A reminder to be mindful while participating in open burning. 

 

As autumn approaches, Knox County Health Department (KCHD) Air Quality division wants to remind the community to be mindful while participating in open burning and ensure they apply for an open burning permit.

 

“During fall and spring, KCHD receives the most open burning applications, and unfortunately, the most complaints too,” said Brian Rivera, Division Director of Air Quality Management. “Be aware of the impact of your health and that of your neighbors by reducing the smoke from open burning through small actions, such as letting the brush dry out before burning.”

 

According to the CDC, open burning can cause exposure to pollutants, which over time can deteriorate existing heart and lung conditions and have other harmful effects, including premature death.
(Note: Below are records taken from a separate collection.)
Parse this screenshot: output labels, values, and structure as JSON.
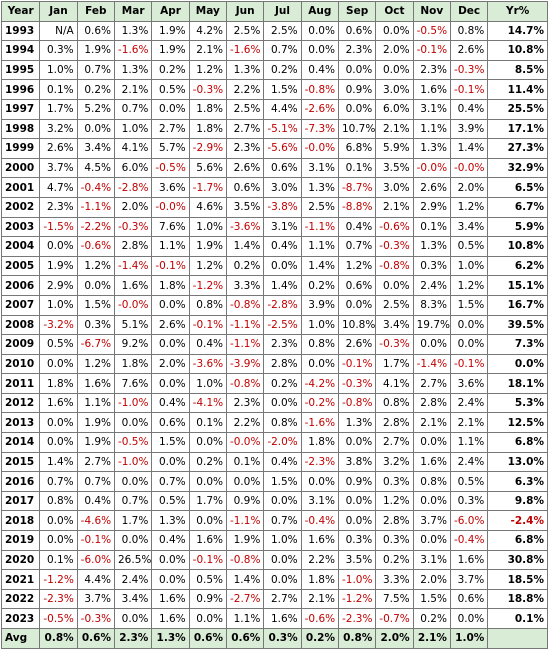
{
  "table": {
    "header": [
      "Year",
      "Jan",
      "Feb",
      "Mar",
      "Apr",
      "May",
      "Jun",
      "Jul",
      "Aug",
      "Sep",
      "Oct",
      "Nov",
      "Dec",
      "Yr%"
    ],
    "rows": [
      [
        "1993",
        "N/A",
        "0.6%",
        "1.3%",
        "1.9%",
        "4.2%",
        "2.5%",
        "2.5%",
        "0.0%",
        "0.6%",
        "0.0%",
        "-0.5%",
        "0.8%",
        "14.7%"
      ],
      [
        "1994",
        "0.3%",
        "1.9%",
        "-1.6%",
        "1.9%",
        "2.1%",
        "-1.6%",
        "0.7%",
        "0.0%",
        "2.3%",
        "2.0%",
        "-0.1%",
        "2.6%",
        "10.8%"
      ],
      [
        "1995",
        "1.0%",
        "0.7%",
        "1.3%",
        "0.2%",
        "1.2%",
        "1.3%",
        "0.2%",
        "0.4%",
        "0.0%",
        "0.0%",
        "2.3%",
        "-0.3%",
        "8.5%"
      ],
      [
        "1996",
        "0.1%",
        "0.2%",
        "2.1%",
        "0.5%",
        "-0.3%",
        "2.2%",
        "1.5%",
        "-0.8%",
        "0.9%",
        "3.0%",
        "1.6%",
        "-0.1%",
        "11.4%"
      ],
      [
        "1997",
        "1.7%",
        "5.2%",
        "0.7%",
        "0.0%",
        "1.8%",
        "2.5%",
        "4.4%",
        "-2.6%",
        "0.0%",
        "6.0%",
        "3.1%",
        "0.4%",
        "25.5%"
      ],
      [
        "1998",
        "3.2%",
        "0.0%",
        "1.0%",
        "2.7%",
        "1.8%",
        "2.7%",
        "-5.1%",
        "-7.3%",
        "10.7%",
        "2.1%",
        "1.1%",
        "3.9%",
        "17.1%"
      ],
      [
        "1999",
        "2.6%",
        "3.4%",
        "4.1%",
        "5.7%",
        "-2.9%",
        "2.3%",
        "-5.6%",
        "-0.0%",
        "6.8%",
        "5.9%",
        "1.3%",
        "1.4%",
        "27.3%"
      ],
      [
        "2000",
        "3.7%",
        "4.5%",
        "6.0%",
        "-0.5%",
        "5.6%",
        "2.6%",
        "0.6%",
        "3.1%",
        "0.1%",
        "3.5%",
        "-0.0%",
        "-0.0%",
        "32.9%"
      ],
      [
        "2001",
        "4.7%",
        "-0.4%",
        "-2.8%",
        "3.6%",
        "-1.7%",
        "0.6%",
        "3.0%",
        "1.3%",
        "-8.7%",
        "3.0%",
        "2.6%",
        "2.0%",
        "6.5%"
      ],
      [
        "2002",
        "2.3%",
        "-1.1%",
        "2.0%",
        "-0.0%",
        "4.6%",
        "3.5%",
        "-3.8%",
        "2.5%",
        "-8.8%",
        "2.1%",
        "2.9%",
        "1.2%",
        "6.7%"
      ],
      [
        "2003",
        "-1.5%",
        "-2.2%",
        "-0.3%",
        "7.6%",
        "1.0%",
        "-3.6%",
        "3.1%",
        "-1.1%",
        "0.4%",
        "-0.6%",
        "0.1%",
        "3.4%",
        "5.9%"
      ],
      [
        "2004",
        "0.0%",
        "-0.6%",
        "2.8%",
        "1.1%",
        "1.9%",
        "1.4%",
        "0.4%",
        "1.1%",
        "0.7%",
        "-0.3%",
        "1.3%",
        "0.5%",
        "10.8%"
      ],
      [
        "2005",
        "1.9%",
        "1.2%",
        "-1.4%",
        "-0.1%",
        "1.2%",
        "0.2%",
        "0.0%",
        "1.4%",
        "1.2%",
        "-0.8%",
        "0.3%",
        "1.0%",
        "6.2%"
      ],
      [
        "2006",
        "2.9%",
        "0.0%",
        "1.6%",
        "1.8%",
        "-1.2%",
        "3.3%",
        "1.4%",
        "0.2%",
        "0.6%",
        "0.0%",
        "2.4%",
        "1.2%",
        "15.1%"
      ],
      [
        "2007",
        "1.0%",
        "1.5%",
        "-0.0%",
        "0.0%",
        "0.8%",
        "-0.8%",
        "-2.8%",
        "3.9%",
        "0.0%",
        "2.5%",
        "8.3%",
        "1.5%",
        "16.7%"
      ],
      [
        "2008",
        "-3.2%",
        "0.3%",
        "5.1%",
        "2.6%",
        "-0.1%",
        "-1.1%",
        "-2.5%",
        "1.0%",
        "10.8%",
        "3.4%",
        "19.7%",
        "0.0%",
        "39.5%"
      ],
      [
        "2009",
        "0.5%",
        "-6.7%",
        "9.2%",
        "0.0%",
        "0.4%",
        "-1.1%",
        "2.3%",
        "0.8%",
        "2.6%",
        "-0.3%",
        "0.0%",
        "0.0%",
        "7.3%"
      ],
      [
        "2010",
        "0.0%",
        "1.2%",
        "1.8%",
        "2.0%",
        "-3.6%",
        "-3.9%",
        "2.8%",
        "0.0%",
        "-0.1%",
        "1.7%",
        "-1.4%",
        "-0.1%",
        "0.0%"
      ],
      [
        "2011",
        "1.8%",
        "1.6%",
        "7.6%",
        "0.0%",
        "1.0%",
        "-0.8%",
        "0.2%",
        "-4.2%",
        "-0.3%",
        "4.1%",
        "2.7%",
        "3.6%",
        "18.1%"
      ],
      [
        "2012",
        "1.6%",
        "1.1%",
        "-1.0%",
        "0.4%",
        "-4.1%",
        "2.3%",
        "0.0%",
        "-0.2%",
        "-0.8%",
        "0.8%",
        "2.8%",
        "2.4%",
        "5.3%"
      ],
      [
        "2013",
        "0.0%",
        "1.9%",
        "0.0%",
        "0.6%",
        "0.1%",
        "2.2%",
        "0.8%",
        "-1.6%",
        "1.3%",
        "2.8%",
        "2.1%",
        "2.1%",
        "12.5%"
      ],
      [
        "2014",
        "0.0%",
        "1.9%",
        "-0.5%",
        "1.5%",
        "0.0%",
        "-0.0%",
        "-2.0%",
        "1.8%",
        "0.0%",
        "2.7%",
        "0.0%",
        "1.1%",
        "6.8%"
      ],
      [
        "2015",
        "1.4%",
        "2.7%",
        "-1.0%",
        "0.0%",
        "0.2%",
        "0.1%",
        "0.4%",
        "-2.3%",
        "3.8%",
        "3.2%",
        "1.6%",
        "2.4%",
        "13.0%"
      ],
      [
        "2016",
        "0.7%",
        "0.7%",
        "0.0%",
        "0.7%",
        "0.0%",
        "0.0%",
        "1.5%",
        "0.0%",
        "0.9%",
        "0.3%",
        "0.8%",
        "0.5%",
        "6.3%"
      ],
      [
        "2017",
        "0.8%",
        "0.4%",
        "0.7%",
        "0.5%",
        "1.7%",
        "0.9%",
        "0.0%",
        "3.1%",
        "0.0%",
        "1.2%",
        "0.0%",
        "0.3%",
        "9.8%"
      ],
      [
        "2018",
        "0.0%",
        "-4.6%",
        "1.7%",
        "1.3%",
        "0.0%",
        "-1.1%",
        "0.7%",
        "-0.4%",
        "0.0%",
        "2.8%",
        "3.7%",
        "-6.0%",
        "-2.4%"
      ],
      [
        "2019",
        "0.0%",
        "-0.1%",
        "0.0%",
        "0.4%",
        "1.6%",
        "1.9%",
        "1.0%",
        "1.6%",
        "0.3%",
        "0.3%",
        "0.0%",
        "-0.4%",
        "6.8%"
      ],
      [
        "2020",
        "0.1%",
        "-6.0%",
        "26.5%",
        "0.0%",
        "-0.1%",
        "-0.8%",
        "0.0%",
        "2.2%",
        "3.5%",
        "0.2%",
        "3.1%",
        "1.6%",
        "30.8%"
      ],
      [
        "2021",
        "-1.2%",
        "4.4%",
        "2.4%",
        "0.0%",
        "0.5%",
        "1.4%",
        "0.0%",
        "1.8%",
        "-1.0%",
        "3.3%",
        "2.0%",
        "3.7%",
        "18.5%"
      ],
      [
        "2022",
        "-2.3%",
        "3.7%",
        "3.4%",
        "1.6%",
        "0.9%",
        "-2.7%",
        "2.7%",
        "2.1%",
        "-1.2%",
        "7.5%",
        "1.5%",
        "0.6%",
        "18.8%"
      ],
      [
        "2023",
        "-0.5%",
        "-0.3%",
        "0.0%",
        "1.6%",
        "0.0%",
        "1.1%",
        "1.6%",
        "-0.6%",
        "-2.3%",
        "-0.7%",
        "0.2%",
        "0.0%",
        "0.1%"
      ]
    ],
    "avg": [
      "Avg",
      "0.8%",
      "0.6%",
      "2.3%",
      "1.3%",
      "0.6%",
      "0.6%",
      "0.3%",
      "0.2%",
      "0.8%",
      "2.0%",
      "2.1%",
      "1.0%"
    ]
  }
}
People at higher risk of experiencing harmful health effects from smoke exposure include children, older adults, pregnant women and people with pre-existing heart and lung diseases.

 

Knox County residents may burn brushwood at an established private residence, farming operation or established church congregational property after they’ve applied for an open burning permit online at http://www.knoxcounty.org/airquality/ or by calling 865-215-5900. Open burning that does not require a permit includes cooking fires, recreational/campfire fires and construction site warming fires.

 

Air Quality will issue open burning bans on days the forecasted air quality index is 101 or greater, which indicates a violation of the EPA established National Ambient Air Quality Standard. The Air Quality division makes these determinations prior to 8:30 a.m. each day. Call the number on your permit each day prior to burning to learn if a ban is in place.